Austalian registered designs: “non-essential” features can be significant
LED Technologies Pty Ltd v Roadvision Pty Ltd  FCAFC 3
LED Technologies Pty Ltd has appealed findings adverse to them at trial. This case provides further clarification on the assessment of whether or not a registered design is “substantially similar in overall impression to another design”, which must be considered when determining infringement and validity of an Australian registered design.
Facts of the case
LED Technologies Pty Ltd (“LED Tech”) is the owner of Australian Registered Design Nos. 302359 and 302360 (“the registered designs”) in respect of “Rear Combination Lights”. Lights of this type are typically used on trailers and caravans for providing combinations of stop, park, indicator and reverse lights.
In the trial decision (LED Technologies Pty Ltd v Roadvision Pty Ltd  FCA 146), Justice Finkelstein found that the registered designs were valid in spite of similarities with a prior art light, but that Baxters Pty Ltd and Roadvision Pty Ltd had not infringed the registered designs by the sale of their rear combination lights (“the Baxters lights”). LED Tech appealed the finding of non-infringement.
Infringement of the registered designs
In the trial decision, Justice Finkelstein identified four “key” features that differentiated the registered designs from the Baxters lights. On this basis, Justice Finkelstein concluded that the Baxters lights were not substantially similar in overall impression to the registered designs. One of these key features was described as the “prominent cut-out pattern on the underside of the registered designs”. In contrast, the Baxters lights had a flat, closed back. The remaining three features were visible on the front of the registered designs.

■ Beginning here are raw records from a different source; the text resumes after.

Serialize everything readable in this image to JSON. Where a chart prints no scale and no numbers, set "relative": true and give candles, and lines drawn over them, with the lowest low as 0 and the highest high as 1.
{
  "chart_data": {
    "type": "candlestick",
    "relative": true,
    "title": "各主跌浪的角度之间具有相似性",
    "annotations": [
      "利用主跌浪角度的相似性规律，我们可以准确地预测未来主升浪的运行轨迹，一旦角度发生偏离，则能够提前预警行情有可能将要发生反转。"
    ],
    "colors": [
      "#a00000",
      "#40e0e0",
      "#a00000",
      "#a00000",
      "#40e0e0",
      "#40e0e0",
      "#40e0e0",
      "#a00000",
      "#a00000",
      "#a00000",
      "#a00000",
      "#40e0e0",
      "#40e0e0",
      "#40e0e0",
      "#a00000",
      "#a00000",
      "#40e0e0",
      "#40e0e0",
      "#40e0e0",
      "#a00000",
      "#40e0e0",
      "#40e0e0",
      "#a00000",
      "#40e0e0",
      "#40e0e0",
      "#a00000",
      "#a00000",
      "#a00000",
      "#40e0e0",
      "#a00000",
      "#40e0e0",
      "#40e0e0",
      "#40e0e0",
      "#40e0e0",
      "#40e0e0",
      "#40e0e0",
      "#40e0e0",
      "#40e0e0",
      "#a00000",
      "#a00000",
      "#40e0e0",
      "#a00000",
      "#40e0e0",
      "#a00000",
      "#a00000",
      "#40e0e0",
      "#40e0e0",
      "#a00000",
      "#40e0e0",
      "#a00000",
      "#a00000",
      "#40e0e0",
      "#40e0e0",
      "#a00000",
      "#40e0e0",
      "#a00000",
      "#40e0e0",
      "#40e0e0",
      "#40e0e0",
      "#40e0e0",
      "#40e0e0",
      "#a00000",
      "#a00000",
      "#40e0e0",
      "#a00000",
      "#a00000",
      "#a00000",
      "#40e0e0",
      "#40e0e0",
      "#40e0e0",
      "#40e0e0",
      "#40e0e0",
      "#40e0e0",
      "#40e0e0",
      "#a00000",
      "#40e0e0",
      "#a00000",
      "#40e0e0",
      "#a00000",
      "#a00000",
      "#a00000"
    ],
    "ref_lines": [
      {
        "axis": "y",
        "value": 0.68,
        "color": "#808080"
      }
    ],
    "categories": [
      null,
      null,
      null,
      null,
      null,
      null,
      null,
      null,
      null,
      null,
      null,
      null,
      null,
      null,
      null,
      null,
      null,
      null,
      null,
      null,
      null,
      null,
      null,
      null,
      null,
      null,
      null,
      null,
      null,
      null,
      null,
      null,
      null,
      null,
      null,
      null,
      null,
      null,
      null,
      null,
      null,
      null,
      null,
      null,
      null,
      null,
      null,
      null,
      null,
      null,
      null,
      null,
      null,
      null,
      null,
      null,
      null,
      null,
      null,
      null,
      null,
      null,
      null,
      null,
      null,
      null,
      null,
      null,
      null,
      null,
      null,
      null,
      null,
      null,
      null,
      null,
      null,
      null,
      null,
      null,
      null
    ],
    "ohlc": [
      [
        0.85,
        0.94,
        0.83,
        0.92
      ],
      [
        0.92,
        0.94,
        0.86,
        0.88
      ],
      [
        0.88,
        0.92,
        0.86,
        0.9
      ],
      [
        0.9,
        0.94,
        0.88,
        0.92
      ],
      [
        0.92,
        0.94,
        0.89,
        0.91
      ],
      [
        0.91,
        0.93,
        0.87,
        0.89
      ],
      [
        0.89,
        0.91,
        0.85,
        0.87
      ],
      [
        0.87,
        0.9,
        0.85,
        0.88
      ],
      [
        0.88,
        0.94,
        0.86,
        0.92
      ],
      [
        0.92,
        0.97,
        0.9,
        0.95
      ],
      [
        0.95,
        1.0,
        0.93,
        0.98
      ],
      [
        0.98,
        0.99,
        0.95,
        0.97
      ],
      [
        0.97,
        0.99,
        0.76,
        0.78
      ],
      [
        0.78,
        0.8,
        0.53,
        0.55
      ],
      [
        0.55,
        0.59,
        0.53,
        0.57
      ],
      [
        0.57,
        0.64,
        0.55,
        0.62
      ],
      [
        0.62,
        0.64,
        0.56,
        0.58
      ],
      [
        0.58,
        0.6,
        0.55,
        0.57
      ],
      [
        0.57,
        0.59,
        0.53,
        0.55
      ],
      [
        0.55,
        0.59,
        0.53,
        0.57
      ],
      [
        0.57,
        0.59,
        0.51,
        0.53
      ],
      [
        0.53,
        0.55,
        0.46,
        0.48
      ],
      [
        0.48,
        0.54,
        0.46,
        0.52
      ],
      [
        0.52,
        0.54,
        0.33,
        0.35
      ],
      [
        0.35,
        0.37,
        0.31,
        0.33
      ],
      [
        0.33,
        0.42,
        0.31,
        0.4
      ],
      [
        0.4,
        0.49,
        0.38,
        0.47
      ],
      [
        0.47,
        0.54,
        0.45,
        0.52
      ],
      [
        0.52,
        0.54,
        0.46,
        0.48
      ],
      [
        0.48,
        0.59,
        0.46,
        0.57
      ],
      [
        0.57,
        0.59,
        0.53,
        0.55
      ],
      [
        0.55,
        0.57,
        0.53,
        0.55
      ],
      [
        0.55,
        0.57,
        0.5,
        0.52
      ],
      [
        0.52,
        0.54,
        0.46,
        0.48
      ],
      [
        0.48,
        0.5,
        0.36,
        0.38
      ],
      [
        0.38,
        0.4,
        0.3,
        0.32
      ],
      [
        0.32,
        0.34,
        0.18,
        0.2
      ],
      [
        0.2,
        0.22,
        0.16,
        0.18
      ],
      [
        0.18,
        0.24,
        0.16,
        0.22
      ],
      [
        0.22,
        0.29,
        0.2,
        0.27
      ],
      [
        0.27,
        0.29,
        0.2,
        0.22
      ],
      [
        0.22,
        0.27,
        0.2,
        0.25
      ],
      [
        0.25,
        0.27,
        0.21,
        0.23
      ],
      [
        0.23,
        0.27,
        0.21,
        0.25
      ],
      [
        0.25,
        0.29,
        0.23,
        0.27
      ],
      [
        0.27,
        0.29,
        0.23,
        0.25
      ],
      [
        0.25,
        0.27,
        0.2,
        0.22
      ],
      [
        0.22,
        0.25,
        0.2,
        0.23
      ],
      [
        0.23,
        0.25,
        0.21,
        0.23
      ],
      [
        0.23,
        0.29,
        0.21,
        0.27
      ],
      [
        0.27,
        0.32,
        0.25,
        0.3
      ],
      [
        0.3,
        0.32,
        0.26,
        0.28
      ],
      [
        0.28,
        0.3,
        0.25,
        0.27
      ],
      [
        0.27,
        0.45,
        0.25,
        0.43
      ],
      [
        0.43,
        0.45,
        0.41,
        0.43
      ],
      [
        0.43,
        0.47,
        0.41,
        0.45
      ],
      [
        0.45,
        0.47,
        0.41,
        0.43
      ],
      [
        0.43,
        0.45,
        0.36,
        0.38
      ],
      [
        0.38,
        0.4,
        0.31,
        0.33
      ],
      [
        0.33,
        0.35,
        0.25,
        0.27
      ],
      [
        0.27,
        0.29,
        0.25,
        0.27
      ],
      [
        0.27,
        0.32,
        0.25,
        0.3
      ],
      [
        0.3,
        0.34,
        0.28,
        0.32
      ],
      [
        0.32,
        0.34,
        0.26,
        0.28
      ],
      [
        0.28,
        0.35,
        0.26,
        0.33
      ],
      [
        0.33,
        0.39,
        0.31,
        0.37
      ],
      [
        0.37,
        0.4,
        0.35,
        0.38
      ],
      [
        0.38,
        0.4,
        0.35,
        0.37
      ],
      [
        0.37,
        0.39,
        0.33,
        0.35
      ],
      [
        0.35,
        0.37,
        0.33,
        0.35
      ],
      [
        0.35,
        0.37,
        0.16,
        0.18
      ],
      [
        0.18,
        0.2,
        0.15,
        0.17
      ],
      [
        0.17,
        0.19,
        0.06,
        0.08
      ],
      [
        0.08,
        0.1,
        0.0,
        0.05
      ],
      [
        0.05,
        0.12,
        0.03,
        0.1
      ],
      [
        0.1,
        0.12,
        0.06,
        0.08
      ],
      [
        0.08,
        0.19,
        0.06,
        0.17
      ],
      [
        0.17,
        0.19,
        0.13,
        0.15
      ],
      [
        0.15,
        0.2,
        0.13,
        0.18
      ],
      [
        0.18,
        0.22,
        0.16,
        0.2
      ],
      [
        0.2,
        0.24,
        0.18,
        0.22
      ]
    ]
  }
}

In the appeal, LED Tech argued that the trial judge had erred in placing emphasis on this feature. While it is not explicitly stated in the appeal decision, it appears that LED Tech’s contention is that discounting the under/back side in the comparison of the registered designs and Baxters lights would increase the emphasis to be placed on the features of the front side such that there would be sufficient level of similarity for a finding of infringement.
LED Tech argued that there was substantial similarity between the front of the registered designs and the Baxters lights, and that little weight should be given to the differences between the back sides. There were two limbs to LED Tech’s argument in support of this position:
- that “the informed user would concentrate on the appearance of the lights in situ”, in which the features of the back side of the lights were not visible; and
- section 19(2)(c) of the Designs Act 2004 operates to give less weight to features that are of low quality and importance in the context of the design as a whole.
Justice Besanko noted that this is a “particularly crowded field”, meaning that there are many designs to the same or similar products in the prior art, and further, that many features of similarity between the registered designs and the Baxters lights were common in the prior art. Justice Besanko concluded that the features of the under/back sides cannot be ignored, and that even if less weight were afforded to these features, with the extent of differences in the remaining three features the finding of non-infringement by the trial judge was correct. The other two appellant judges agreed with the findings of Justice Besanko in their entirety.
Australian designs law does not have requirements on the number or nature of the views that are included in a design registration. The findings of the trial and appellant judges serve as a reminder that inclusion of views that show “non-essential features” of a design can have the effect of narrowing the scope of protection. Had the rear views been excluded from the registered designs, the cut-out pattern on the underside of the registered designs would not have been available to distinguish the Baxters lights from LED Tech’s designs of LED lights. The corollary of this is that leaving features of a design out of the registration has the effect of increasing the chance of the registration being invalid.
In this case, the evidence demonstrated that the shape of the back side of the registered designs was important for functional reasons, but was of no significance to the aesthetic elements of the designs when mounted to a vehicle, such as a caravan. Australian designs law does not distinguish explicitly between functional and aesthetic value of features. In some cases, such as this, the underside features are predominantly functional but were given equal weight to the aesthetic features.